Bipolarity, called manic-depression until the mid-twentieth century, has traditionally been considered not only a unique disease but also an awful one, involving an expansive kind of madness suited to creative achievement and personal chaos. Part of the mythology of the illness is that it tends to affect visionaries, like Shelley, Coleridge, and Blake, or flamboyant personalities—like Ted Turner, Jim Carrey, and Carrie Fisher, whose new fictionalized memoir, The Best Awful, deals with her battle with the condition. That there could be vast shades of bipolarity is a notion that was common at the turn of the last century but with little clinical currency in this one until recently. Nowadays, academic researchers have started to speak confidently of a “bipolar spectrum.” It’s a rainbow that includes highly functional people as well as those with powerful psychoses, some substance abusers, borderline-personality-disorder cases, and kids and adults with attention-deficit/hyperactivity disorder. Some doctors have even suggested renaming classical bipolarity “Cade’s disease,” after the first scientist to recognize the anti-manic qualities of lithium, thus effectively cutting full-blown mania out of the bipolarity picture.

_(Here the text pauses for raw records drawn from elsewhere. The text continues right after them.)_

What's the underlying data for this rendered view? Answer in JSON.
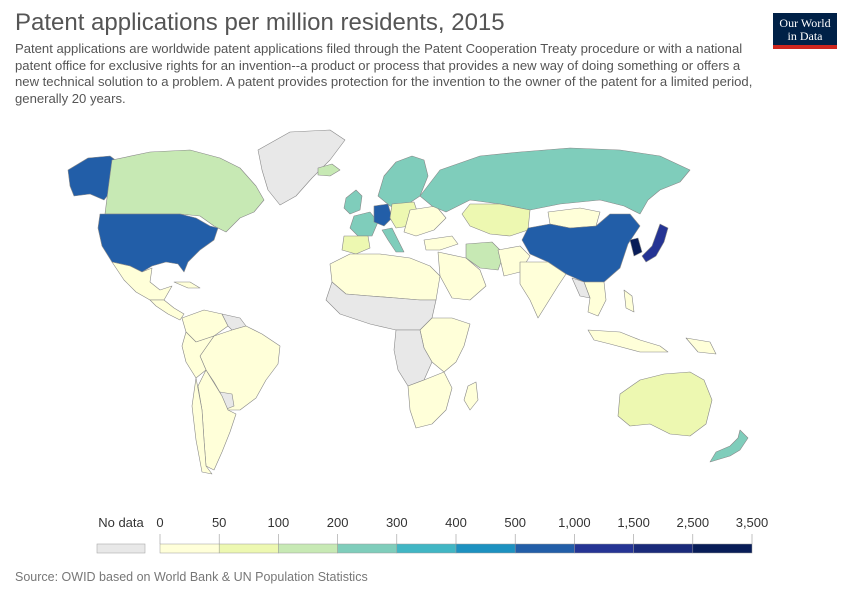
{
  "header": {
    "title": "Patent applications per million residents, 2015",
    "subtitle": "Patent applications are worldwide patent applications filed through the Patent Cooperation Treaty procedure or with a national patent office for exclusive rights for an invention--a product or process that provides a new way of doing something or offers a new technical solution to a problem. A patent provides protection for the invention to the owner of the patent for a limited period, generally 20 years."
  },
  "logo": {
    "line1": "Our World",
    "line2": "in Data"
  },
  "legend": {
    "no_data_label": "No data",
    "no_data_color": "#e8e8e8",
    "bins": [
      "0",
      "50",
      "100",
      "200",
      "300",
      "400",
      "500",
      "1,000",
      "1,500",
      "2,500",
      "3,500"
    ],
    "colors": [
      "#ffffd9",
      "#edf8b1",
      "#c7e9b4",
      "#7fcdbb",
      "#41b6c4",
      "#1d91c0",
      "#225ea8",
      "#253494",
      "#1a2a7a",
      "#081d58"
    ]
  },
  "source": "Source: OWID based on World Bank & UN Population Statistics"
}
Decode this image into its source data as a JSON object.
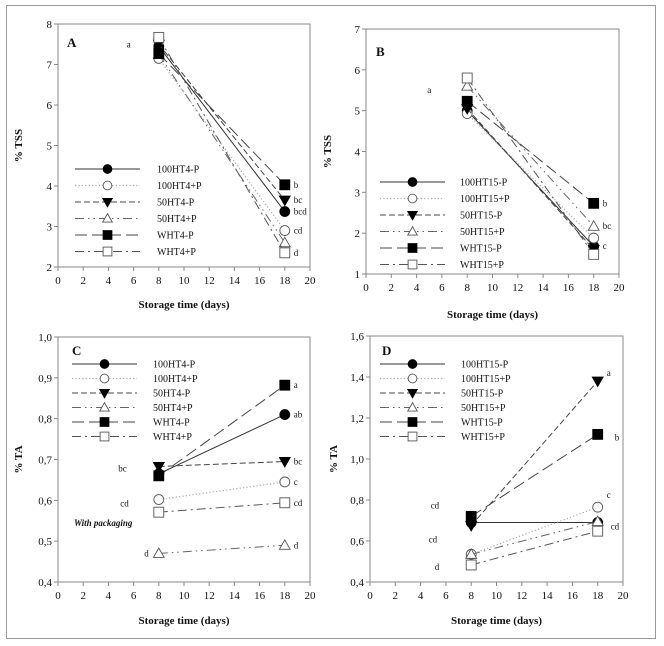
{
  "figure": {
    "frame_color": "#9a9a9a",
    "line_color": "#333333",
    "axis_color": "#888888"
  },
  "chart_data": [
    {
      "id": "A",
      "type": "line",
      "panel_label": "A",
      "title": "",
      "xlabel": "Storage time (days)",
      "ylabel": "% TSS",
      "xlim": [
        0,
        20
      ],
      "ylim": [
        2,
        8
      ],
      "xticks": [
        0,
        2,
        4,
        6,
        8,
        10,
        12,
        14,
        16,
        18,
        20
      ],
      "yticks": [
        2,
        3,
        4,
        5,
        6,
        7,
        8
      ],
      "ytick_labels": [
        "2",
        "3",
        "4",
        "5",
        "6",
        "7",
        "8"
      ],
      "grid": false,
      "legend_position": "center-left",
      "x": [
        8,
        18
      ],
      "series": [
        {
          "name": "100HT4-P",
          "marker": "circle-filled",
          "dash": "solid",
          "values": [
            7.45,
            3.37
          ],
          "sig": [
            "",
            "bcd"
          ]
        },
        {
          "name": "100HT4+P",
          "marker": "circle-open",
          "dash": "dotted",
          "values": [
            7.15,
            2.9
          ],
          "sig": [
            "",
            "cd"
          ]
        },
        {
          "name": "50HT4-P",
          "marker": "triangle-down-filled",
          "dash": "dashed",
          "values": [
            7.5,
            3.65
          ],
          "sig": [
            "a",
            "bc"
          ]
        },
        {
          "name": "50HT4+P",
          "marker": "triangle-up-open",
          "dash": "dashdotdot",
          "values": [
            7.25,
            2.6
          ],
          "sig": [
            "",
            ""
          ]
        },
        {
          "name": "WHT4-P",
          "marker": "square-filled",
          "dash": "longdash",
          "values": [
            7.27,
            4.03
          ],
          "sig": [
            "",
            "b"
          ]
        },
        {
          "name": "WHT4+P",
          "marker": "square-open",
          "dash": "dashdot",
          "values": [
            7.67,
            2.35
          ],
          "sig": [
            "",
            "d"
          ]
        }
      ],
      "annotations": []
    },
    {
      "id": "B",
      "type": "line",
      "panel_label": "B",
      "title": "",
      "xlabel": "Storage time (days)",
      "ylabel": "% TSS",
      "xlim": [
        0,
        20
      ],
      "ylim": [
        1,
        7
      ],
      "xticks": [
        0,
        2,
        4,
        6,
        8,
        10,
        12,
        14,
        16,
        18,
        20
      ],
      "yticks": [
        1,
        2,
        3,
        4,
        5,
        6,
        7
      ],
      "ytick_labels": [
        "1",
        "2",
        "3",
        "4",
        "5",
        "6",
        "7"
      ],
      "grid": false,
      "legend_position": "bottom-left",
      "x": [
        8,
        18
      ],
      "series": [
        {
          "name": "100HT15-P",
          "marker": "circle-filled",
          "dash": "solid",
          "values": [
            5.0,
            1.68
          ],
          "sig": [
            "",
            "c"
          ]
        },
        {
          "name": "100HT15+P",
          "marker": "circle-open",
          "dash": "dotted",
          "values": [
            4.93,
            1.88
          ],
          "sig": [
            "",
            ""
          ]
        },
        {
          "name": "50HT15-P",
          "marker": "triangle-down-filled",
          "dash": "dashed",
          "values": [
            5.05,
            1.6
          ],
          "sig": [
            "",
            ""
          ]
        },
        {
          "name": "50HT15+P",
          "marker": "triangle-up-open",
          "dash": "dashdotdot",
          "values": [
            5.6,
            2.17
          ],
          "sig": [
            "a",
            "bc"
          ]
        },
        {
          "name": "WHT15-P",
          "marker": "square-filled",
          "dash": "longdash",
          "values": [
            5.23,
            2.73
          ],
          "sig": [
            "",
            "b"
          ]
        },
        {
          "name": "WHT15+P",
          "marker": "square-open",
          "dash": "dashdot",
          "values": [
            5.8,
            1.48
          ],
          "sig": [
            "",
            ""
          ]
        }
      ],
      "annotations": []
    },
    {
      "id": "C",
      "type": "line",
      "panel_label": "C",
      "title": "",
      "xlabel": "Storage time (days)",
      "ylabel": "% TA",
      "xlim": [
        0,
        20
      ],
      "ylim": [
        0.4,
        1.0
      ],
      "xticks": [
        0,
        2,
        4,
        6,
        8,
        10,
        12,
        14,
        16,
        18,
        20
      ],
      "yticks": [
        0.4,
        0.5,
        0.6,
        0.7,
        0.8,
        0.9,
        1.0
      ],
      "ytick_labels": [
        "0,4",
        "0,5",
        "0,6",
        "0,7",
        "0,8",
        "0,9",
        "1,0"
      ],
      "grid": false,
      "legend_position": "top-left",
      "x": [
        8,
        18
      ],
      "series": [
        {
          "name": "100HT4-P",
          "marker": "circle-filled",
          "dash": "solid",
          "values": [
            0.665,
            0.81
          ],
          "sig": [
            "",
            "ab"
          ]
        },
        {
          "name": "100HT4+P",
          "marker": "circle-open",
          "dash": "dotted",
          "values": [
            0.602,
            0.645
          ],
          "sig": [
            "cd",
            "c"
          ]
        },
        {
          "name": "50HT4-P",
          "marker": "triangle-down-filled",
          "dash": "dashed",
          "values": [
            0.683,
            0.695
          ],
          "sig": [
            "bc",
            "bc"
          ]
        },
        {
          "name": "50HT4+P",
          "marker": "triangle-up-open",
          "dash": "dashdotdot",
          "values": [
            0.47,
            0.49
          ],
          "sig": [
            "d",
            "d"
          ]
        },
        {
          "name": "WHT4-P",
          "marker": "square-filled",
          "dash": "longdash",
          "values": [
            0.66,
            0.882
          ],
          "sig": [
            "",
            "a"
          ]
        },
        {
          "name": "WHT4+P",
          "marker": "square-open",
          "dash": "dashdot",
          "values": [
            0.571,
            0.594
          ],
          "sig": [
            "",
            "cd"
          ]
        }
      ],
      "annotations": [
        "With packaging"
      ]
    },
    {
      "id": "D",
      "type": "line",
      "panel_label": "D",
      "title": "",
      "xlabel": "Storage time (days)",
      "ylabel": "% TA",
      "xlim": [
        0,
        20
      ],
      "ylim": [
        0.4,
        1.6
      ],
      "xticks": [
        0,
        2,
        4,
        6,
        8,
        10,
        12,
        14,
        16,
        18,
        20
      ],
      "yticks": [
        0.4,
        0.6,
        0.8,
        1.0,
        1.2,
        1.4,
        1.6
      ],
      "ytick_labels": [
        "0,4",
        "0,6",
        "0,8",
        "1,0",
        "1,2",
        "1,4",
        "1,6"
      ],
      "grid": false,
      "legend_position": "top-left",
      "x": [
        8,
        18
      ],
      "series": [
        {
          "name": "100HT15-P",
          "marker": "circle-filled",
          "dash": "solid",
          "values": [
            0.69,
            0.69
          ],
          "sig": [
            "",
            ""
          ]
        },
        {
          "name": "100HT15+P",
          "marker": "circle-open",
          "dash": "dotted",
          "values": [
            0.535,
            0.765
          ],
          "sig": [
            "",
            "c"
          ]
        },
        {
          "name": "50HT15-P",
          "marker": "triangle-down-filled",
          "dash": "dashed",
          "values": [
            0.675,
            1.38
          ],
          "sig": [
            "",
            "a"
          ]
        },
        {
          "name": "50HT15+P",
          "marker": "triangle-up-open",
          "dash": "dashdotdot",
          "values": [
            0.535,
            0.695
          ],
          "sig": [
            "cd",
            "cd"
          ]
        },
        {
          "name": "WHT15-P",
          "marker": "square-filled",
          "dash": "longdash",
          "values": [
            0.72,
            1.12
          ],
          "sig": [
            "cd",
            "b"
          ]
        },
        {
          "name": "WHT15+P",
          "marker": "square-open",
          "dash": "dashdot",
          "values": [
            0.483,
            0.648
          ],
          "sig": [
            "d",
            ""
          ]
        }
      ],
      "annotations": []
    }
  ]
}
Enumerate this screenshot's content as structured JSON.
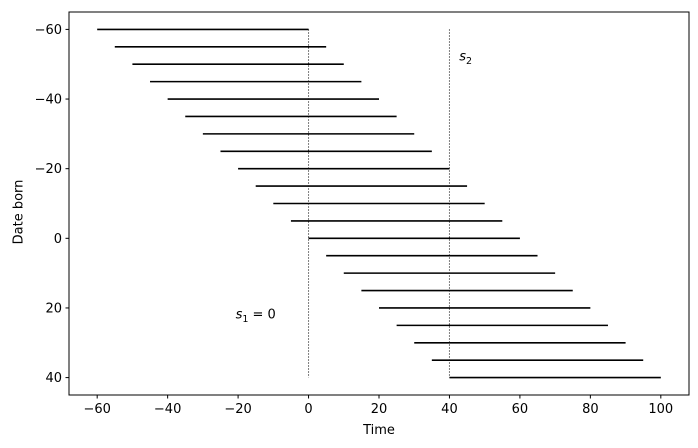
{
  "chart_data": {
    "type": "line",
    "subtype": "horizontal-interval-lifespans",
    "title": "",
    "xlabel": "Time",
    "ylabel": "Date born",
    "xlim": [
      -68,
      108
    ],
    "ylim": [
      -65,
      45
    ],
    "y_inverted": true,
    "grid": false,
    "legend": null,
    "xticks": [
      -60,
      -40,
      -20,
      0,
      20,
      40,
      60,
      80,
      100
    ],
    "yticks": [
      -60,
      -40,
      -20,
      0,
      20,
      40
    ],
    "lifespan_years": 60,
    "lifelines": [
      {
        "born": -60,
        "start": -60,
        "end": 0
      },
      {
        "born": -55,
        "start": -55,
        "end": 5
      },
      {
        "born": -50,
        "start": -50,
        "end": 10
      },
      {
        "born": -45,
        "start": -45,
        "end": 15
      },
      {
        "born": -40,
        "start": -40,
        "end": 20
      },
      {
        "born": -35,
        "start": -35,
        "end": 25
      },
      {
        "born": -30,
        "start": -30,
        "end": 30
      },
      {
        "born": -25,
        "start": -25,
        "end": 35
      },
      {
        "born": -20,
        "start": -20,
        "end": 40
      },
      {
        "born": -15,
        "start": -15,
        "end": 45
      },
      {
        "born": -10,
        "start": -10,
        "end": 50
      },
      {
        "born": -5,
        "start": -5,
        "end": 55
      },
      {
        "born": 0,
        "start": 0,
        "end": 60
      },
      {
        "born": 5,
        "start": 5,
        "end": 65
      },
      {
        "born": 10,
        "start": 10,
        "end": 70
      },
      {
        "born": 15,
        "start": 15,
        "end": 75
      },
      {
        "born": 20,
        "start": 20,
        "end": 80
      },
      {
        "born": 25,
        "start": 25,
        "end": 85
      },
      {
        "born": 30,
        "start": 30,
        "end": 90
      },
      {
        "born": 35,
        "start": 35,
        "end": 95
      },
      {
        "born": 40,
        "start": 40,
        "end": 100
      }
    ],
    "vlines": [
      {
        "id": "s1",
        "x": 0,
        "ymin": -60,
        "ymax": 40,
        "style": "dotted"
      },
      {
        "id": "s2",
        "x": 40,
        "ymin": -60,
        "ymax": 40,
        "style": "dotted"
      }
    ],
    "annotations": [
      {
        "id": "s1",
        "var": "s",
        "sub": "1",
        "suffix": " = 0",
        "x": -15,
        "y": 22
      },
      {
        "id": "s2",
        "var": "s",
        "sub": "2",
        "suffix": "",
        "x": 44.6,
        "y": -52
      }
    ],
    "colors": {
      "lifeline": "#000000",
      "vline": "#333333",
      "spine": "#000000",
      "text": "#000000",
      "background": "#ffffff"
    }
  }
}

Part of the spectrum is elucidated in the current edition of the DSM, the diagnostician’s bible: bipolar II, depressive periods alternating with at least four days of hypomania; cyclothymia, rapid cycles of mild lows and mild highs each lasting a few days, with few normal periods in between; and a category called bipolar “not otherwise specified.” Now psychiatrists talk not only about bipolar III, bipolarity triggered by antidepressants, but also other gradations of the illness, like bipolar IV, an agitated depression that predominantly affects people over 50 with “extroverted personalities that are sometimes, in my view misleadingly, described as ‘narcissistic,’ ” according to Hagop Akiskal, professor of psychiatry at the University of California, San Diego.
The psychiatric community is split on this expanding palette of diagnoses. “The heart of the controversy is that a lot of clinicians throw rigor out the window when they assume that any patient with irritability and mood symptoms automatically has bipolar disorder,” says Joseph Goldberg. “It’s fair to ask the question as a kind of hypothesis, but it remains a clinical diagnosis, without laboratory tests to validate it, and it can be overdiagnosed.”